I did oversampling with skf and checked my validation set twice there's no data leaks in it, I used data that weren't oversample to not introduce data leak, however the gap between my cv and lb is big
CV = 45
lb = 64
Is it possible that the way the public lb and the private lb splited resulted in un equal representation of classes, for example maybe there are classes not present in the public lb and present in the private lb, or there's another explanation for my gap between cv and lb?

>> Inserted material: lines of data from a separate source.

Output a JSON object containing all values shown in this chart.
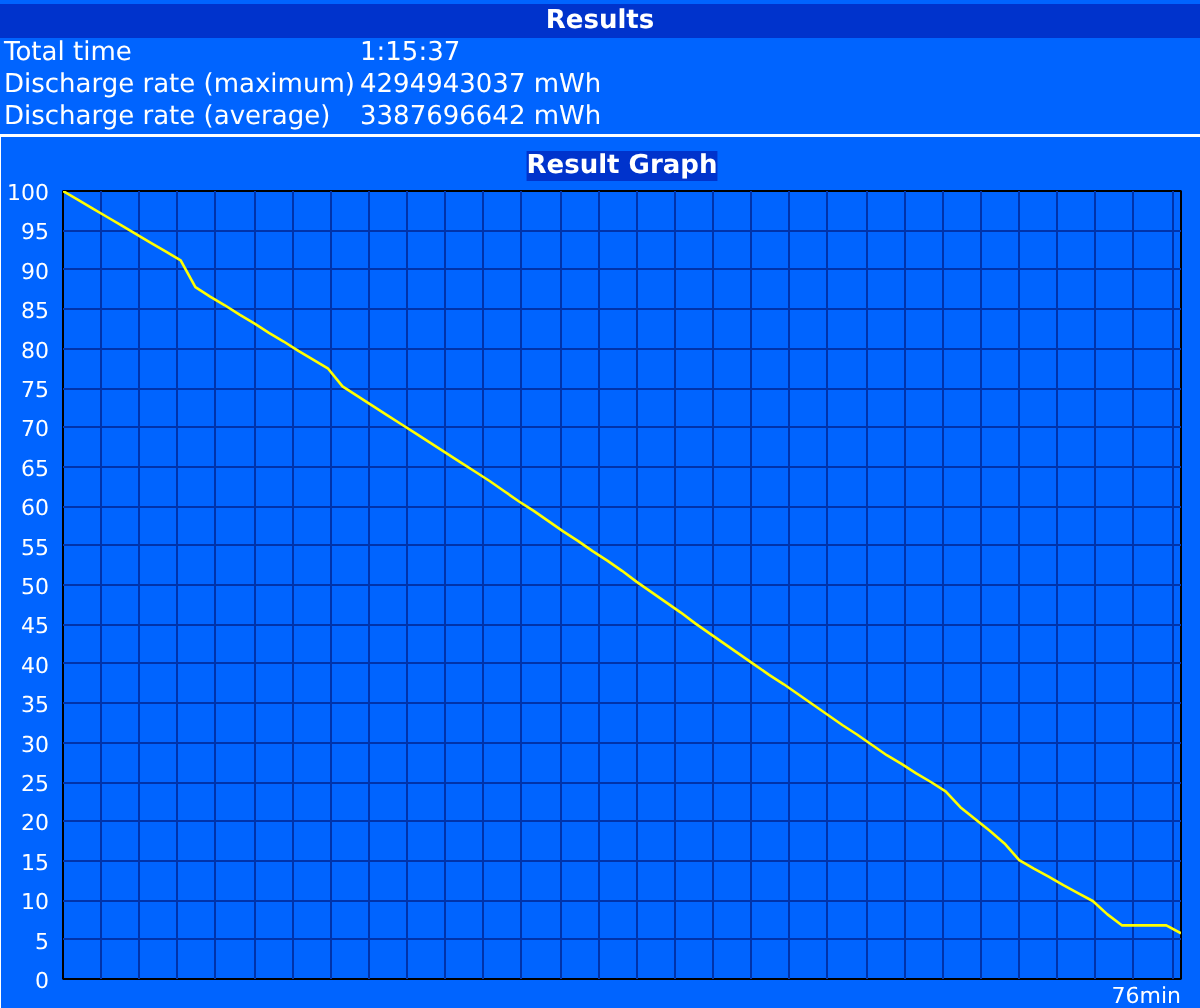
{
  "chart_data": {
    "type": "line",
    "title": "Result Graph",
    "annotations": [
      "Results",
      "Total time",
      "1:15:37",
      "Discharge rate (maximum)",
      "4294943037 mWh",
      "Discharge rate (average)",
      "3387696642 mWh",
      "76min"
    ],
    "categories": [
      null,
      null,
      null,
      null,
      null,
      null,
      null,
      null,
      null,
      null,
      null,
      null,
      null,
      null,
      null,
      null,
      null,
      null,
      null,
      null,
      null,
      null,
      null,
      null,
      null,
      null,
      null,
      null,
      null,
      null,
      null,
      null,
      null,
      null,
      null,
      null,
      null,
      null,
      null,
      null,
      null,
      null,
      null,
      null,
      null,
      null,
      null,
      null,
      null,
      null,
      null,
      null,
      null,
      null,
      null,
      null,
      null,
      null,
      null,
      null,
      null,
      null,
      null,
      null,
      null,
      null,
      null,
      null,
      null,
      null,
      null,
      null,
      null,
      null,
      null,
      null,
      null
    ],
    "series": [
      {
        "color": "#ffff00",
        "values": [
          100,
          98.9,
          97.8,
          96.7,
          95.6,
          94.5,
          93.4,
          92.3,
          91.2,
          87.8,
          86.6,
          85.5,
          84.3,
          83.2,
          82.0,
          80.9,
          79.7,
          78.6,
          77.5,
          75.2,
          74.0,
          72.8,
          71.6,
          70.4,
          69.2,
          68.0,
          66.8,
          65.6,
          64.4,
          63.2,
          61.9,
          60.6,
          59.4,
          58.1,
          56.8,
          55.6,
          54.3,
          53.1,
          51.8,
          50.4,
          49.1,
          47.8,
          46.5,
          45.1,
          43.8,
          42.5,
          41.2,
          39.9,
          38.6,
          37.4,
          36.1,
          34.8,
          33.5,
          32.2,
          31.0,
          29.7,
          28.4,
          27.3,
          26.1,
          25.0,
          23.8,
          21.8,
          20.3,
          18.8,
          17.2,
          15.1,
          14.0,
          13.0,
          11.9,
          10.9,
          9.9,
          8.2,
          6.8,
          6.8,
          6.8,
          6.8,
          5.8
        ]
      }
    ],
    "tick_labels": "y",
    "ylim": [
      0,
      100
    ],
    "yticks": [
      0,
      5,
      10,
      15,
      20,
      25,
      30,
      35,
      40,
      45,
      50,
      55,
      60,
      65,
      70,
      75,
      80,
      85,
      90,
      95,
      100
    ],
    "grid": true
  }
}
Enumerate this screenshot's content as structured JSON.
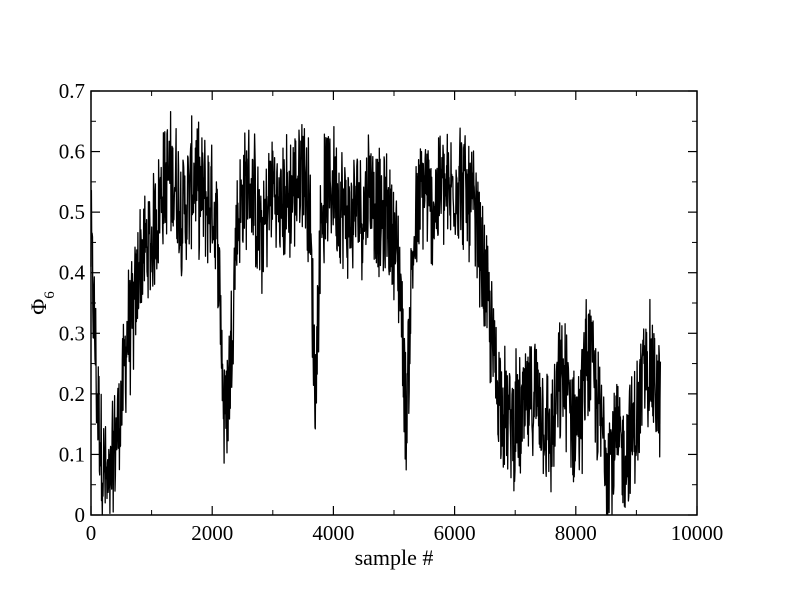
{
  "chart_data": {
    "type": "line",
    "xlabel": "sample #",
    "ylabel": {
      "main": "Φ",
      "sub": "6"
    },
    "xlim": [
      0,
      10000
    ],
    "ylim": [
      0,
      0.7
    ],
    "x_ticks": [
      0,
      2000,
      4000,
      6000,
      8000,
      10000
    ],
    "y_ticks": [
      0,
      0.1,
      0.2,
      0.3,
      0.4,
      0.5,
      0.6,
      0.7
    ],
    "x_tick_labels": [
      "0",
      "2000",
      "4000",
      "6000",
      "8000",
      "10000"
    ],
    "y_tick_labels": [
      "0",
      "0.1",
      "0.2",
      "0.3",
      "0.4",
      "0.5",
      "0.6",
      "0.7"
    ],
    "grid": false,
    "legend": "none",
    "line_color": "#000000",
    "series": [
      {
        "x": [
          0,
          100,
          200,
          300,
          400,
          500,
          600,
          700,
          800,
          900,
          1000,
          1100,
          1200,
          1300,
          1400,
          1500,
          1600,
          1700,
          1800,
          1900,
          2000,
          2100,
          2200,
          2300,
          2400,
          2500,
          2600,
          2700,
          2800,
          2900,
          3000,
          3100,
          3200,
          3300,
          3400,
          3500,
          3600,
          3700,
          3800,
          3900,
          4000,
          4100,
          4200,
          4300,
          4400,
          4500,
          4600,
          4700,
          4800,
          4900,
          5000,
          5100,
          5200,
          5300,
          5400,
          5500,
          5600,
          5700,
          5800,
          5900,
          6000,
          6100,
          6200,
          6300,
          6400,
          6500,
          6600,
          6700,
          6800,
          6900,
          7000,
          7100,
          7200,
          7300,
          7400,
          7500,
          7600,
          7700,
          7800,
          7900,
          8000,
          8100,
          8200,
          8300,
          8400,
          8500,
          8600,
          8700,
          8800,
          8900,
          9000,
          9100,
          9200,
          9300,
          9400
        ],
        "y": [
          0.45,
          0.2,
          0.08,
          0.03,
          0.12,
          0.18,
          0.3,
          0.32,
          0.42,
          0.44,
          0.45,
          0.5,
          0.55,
          0.56,
          0.55,
          0.5,
          0.52,
          0.56,
          0.53,
          0.52,
          0.52,
          0.45,
          0.15,
          0.25,
          0.48,
          0.52,
          0.55,
          0.52,
          0.45,
          0.5,
          0.55,
          0.5,
          0.52,
          0.53,
          0.55,
          0.58,
          0.52,
          0.2,
          0.5,
          0.54,
          0.55,
          0.52,
          0.5,
          0.48,
          0.52,
          0.5,
          0.55,
          0.52,
          0.48,
          0.5,
          0.45,
          0.4,
          0.15,
          0.42,
          0.5,
          0.55,
          0.5,
          0.52,
          0.55,
          0.52,
          0.55,
          0.56,
          0.52,
          0.5,
          0.45,
          0.38,
          0.3,
          0.22,
          0.18,
          0.15,
          0.16,
          0.15,
          0.18,
          0.2,
          0.2,
          0.15,
          0.12,
          0.2,
          0.22,
          0.18,
          0.15,
          0.18,
          0.28,
          0.22,
          0.15,
          0.12,
          0.1,
          0.12,
          0.1,
          0.13,
          0.15,
          0.22,
          0.25,
          0.22,
          0.18
        ]
      }
    ]
  }
}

did you oversample only on the train set? I.e after splitting train and validation sets. if not you have
Yes that exactly what I did, the oversampling was Done just to the train set of the skf, the validation set contained only original data and there's no overlap between the two sets
I even mapped the ids of the submission file to the test csv file to see if my predictions made sense to the eye
Most of my predictions were true, at least the results I've seen won't give me a 0.64
what is your cv / LB without oversampling?
0.62--->0.61
I think curating(by hand checking images in classes and removing the ambiguous ones) the daatset might help, I think that is what .25 guys was saiying.there is a huge overlap in the data, .64 is close to the baseline,I am not sure what everyone is calling "data leak"
Yes that may help, but i don't think that's alone will jump you up the lb to a score around 0.2.
You haven't done it yet I guess?because he said it in the initial discussion
not yet, but i will
Yes. You should.